第三十八話 煩悩(一)
まめに休憩は取ったものの、女はじき七ヶ月になろうというのによく歩き、陽がまだ十分あるうちに無事月ヶ瀬村に到着した。
寺男は昼になる前、ここからは月ヶ瀬村まで迷わず行けるだろうという時点で、単身寺へと引き戻っている。
「そなたの叔母とやらの家は、ここから近いのか」
「はい。もうすぐでございます」
山間の小さな村は何とはなしに陰気臭く、あぜ道にいる村人たちは、美しい女と大男の僧侶を盗み見るようにちらちらと見た。
明るく声掛けしてくる者など皆無である。
そういえば、山寺ではいつもうるさいほどの鳥の声も、ここではまったく聞こえない。
『なるほど、鳥すらも鳴かぬさびれた村なのだな』
丞蝉が鋭い視線を向けると、皆こそこそと下を向いた。
女の訪ねる人家は、取り立てて変るところもないよくある粗末なそれで、中から背の低い痩せた中年女があまり嬉しそうでもなく女を迎え入れた。
女は丞蝉を振り返り礼を言うと、
「何のもてなしも出来ませんが、ぜひ一晩お泊まりください」
と付け加えた。
が、痩せた中年女の素っ気無さに気付いていた丞蝉は、それを断ると即座に身を翻し帰路についたのだった。
秋の日は短い。
今からだと、山中を行く頃、完全に陽が落ちる。
だが丞蝉が滞在を断ったのには、もう一つ理由があった。
丞蝉の本能が、これ以上この女と共にいてはいけない、と言っているのであった。
僧侶が女と一つ同じ屋根の下に泊まるなどと、あってはならぬ行いである。
……村に入った時点ですぐに引き返すべきだったかも知れぬ。
だがなぜか、自分は未練たらしく女の後をついてきてしまったのだ。
そう思うと、丞蝉は急にいたたまれなくなり、背後で女が丁寧に頭を下げ自分に感謝の念を送ってくれているのを感じながら、なおも振り向かず、月ヶ瀬村を出て行った。
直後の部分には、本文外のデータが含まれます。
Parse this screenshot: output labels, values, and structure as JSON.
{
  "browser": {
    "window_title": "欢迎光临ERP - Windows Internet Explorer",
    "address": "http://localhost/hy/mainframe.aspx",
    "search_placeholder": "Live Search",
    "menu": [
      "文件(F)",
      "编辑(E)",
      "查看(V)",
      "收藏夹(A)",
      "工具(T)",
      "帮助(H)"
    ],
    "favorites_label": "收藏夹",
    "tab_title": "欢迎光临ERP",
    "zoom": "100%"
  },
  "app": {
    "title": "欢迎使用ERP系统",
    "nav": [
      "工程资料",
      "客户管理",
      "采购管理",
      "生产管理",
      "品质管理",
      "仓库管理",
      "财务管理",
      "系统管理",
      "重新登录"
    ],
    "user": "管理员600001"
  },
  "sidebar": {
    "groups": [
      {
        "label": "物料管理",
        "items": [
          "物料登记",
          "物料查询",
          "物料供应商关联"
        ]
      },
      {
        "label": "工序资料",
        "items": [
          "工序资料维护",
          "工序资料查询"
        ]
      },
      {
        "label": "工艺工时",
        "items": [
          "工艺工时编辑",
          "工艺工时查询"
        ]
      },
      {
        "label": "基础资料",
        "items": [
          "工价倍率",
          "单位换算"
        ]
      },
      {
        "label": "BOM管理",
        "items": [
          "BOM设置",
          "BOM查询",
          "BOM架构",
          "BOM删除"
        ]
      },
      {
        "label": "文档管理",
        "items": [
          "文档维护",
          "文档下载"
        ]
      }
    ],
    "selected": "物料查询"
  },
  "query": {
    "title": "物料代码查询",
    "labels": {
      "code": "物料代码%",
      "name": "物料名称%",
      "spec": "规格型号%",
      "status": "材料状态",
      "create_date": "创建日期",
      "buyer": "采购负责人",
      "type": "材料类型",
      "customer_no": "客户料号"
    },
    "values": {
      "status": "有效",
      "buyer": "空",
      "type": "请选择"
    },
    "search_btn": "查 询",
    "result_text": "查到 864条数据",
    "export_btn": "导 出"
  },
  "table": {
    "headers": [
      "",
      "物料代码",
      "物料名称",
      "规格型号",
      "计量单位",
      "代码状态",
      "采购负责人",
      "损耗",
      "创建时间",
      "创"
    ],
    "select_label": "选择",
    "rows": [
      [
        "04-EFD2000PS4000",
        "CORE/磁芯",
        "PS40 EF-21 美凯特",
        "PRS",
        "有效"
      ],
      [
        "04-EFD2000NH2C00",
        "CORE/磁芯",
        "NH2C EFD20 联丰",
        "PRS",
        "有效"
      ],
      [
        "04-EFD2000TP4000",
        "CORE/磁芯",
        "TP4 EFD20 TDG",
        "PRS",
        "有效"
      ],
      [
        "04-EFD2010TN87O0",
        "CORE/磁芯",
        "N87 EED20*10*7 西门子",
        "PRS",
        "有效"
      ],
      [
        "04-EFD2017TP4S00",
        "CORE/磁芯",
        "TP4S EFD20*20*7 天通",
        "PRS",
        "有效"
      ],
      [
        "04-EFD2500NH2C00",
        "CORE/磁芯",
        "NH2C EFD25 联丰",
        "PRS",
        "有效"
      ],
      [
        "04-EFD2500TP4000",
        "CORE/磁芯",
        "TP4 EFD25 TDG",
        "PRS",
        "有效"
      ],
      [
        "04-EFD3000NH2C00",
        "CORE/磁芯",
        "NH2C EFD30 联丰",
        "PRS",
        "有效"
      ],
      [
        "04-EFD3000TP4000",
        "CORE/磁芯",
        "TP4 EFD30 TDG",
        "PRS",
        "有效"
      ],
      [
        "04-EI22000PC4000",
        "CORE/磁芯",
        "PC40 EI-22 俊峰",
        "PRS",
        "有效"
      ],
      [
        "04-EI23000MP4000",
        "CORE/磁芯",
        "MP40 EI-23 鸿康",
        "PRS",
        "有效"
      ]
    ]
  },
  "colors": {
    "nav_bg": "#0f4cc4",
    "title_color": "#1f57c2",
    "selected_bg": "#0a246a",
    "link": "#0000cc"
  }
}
身を翻した時、ふと、中年女が女に「しの」と呼び掛けるのを耳に受け、それを頭の隅にしまい込みながら。
もっとも丞蝉は、人家に泊まるよりは山中の方がずっとふさわしい男であった。
これも修行と思いつき、脚の怪我にも構わずわざと険しい山道に分け入ってゆく。
蛇行した道を行かず、真っ直ぐ突っ切ろうというのだ。
バサバサッと藪が揺れ、丞蝉は大きな手で枝を掴みながら大股で上ってゆく。
自然のままの岩肌や草の匂いが、しばらく山歩きの行を控えていたせいで忘れていた感覚を取り戻させてくれる。
――煩悩を祓うにはちょうどよい。
やや自嘲気味ともとれる思いを自分に向けながら、丞蝉は往路とは比べものにならぬほどの勢いで歩み続けた。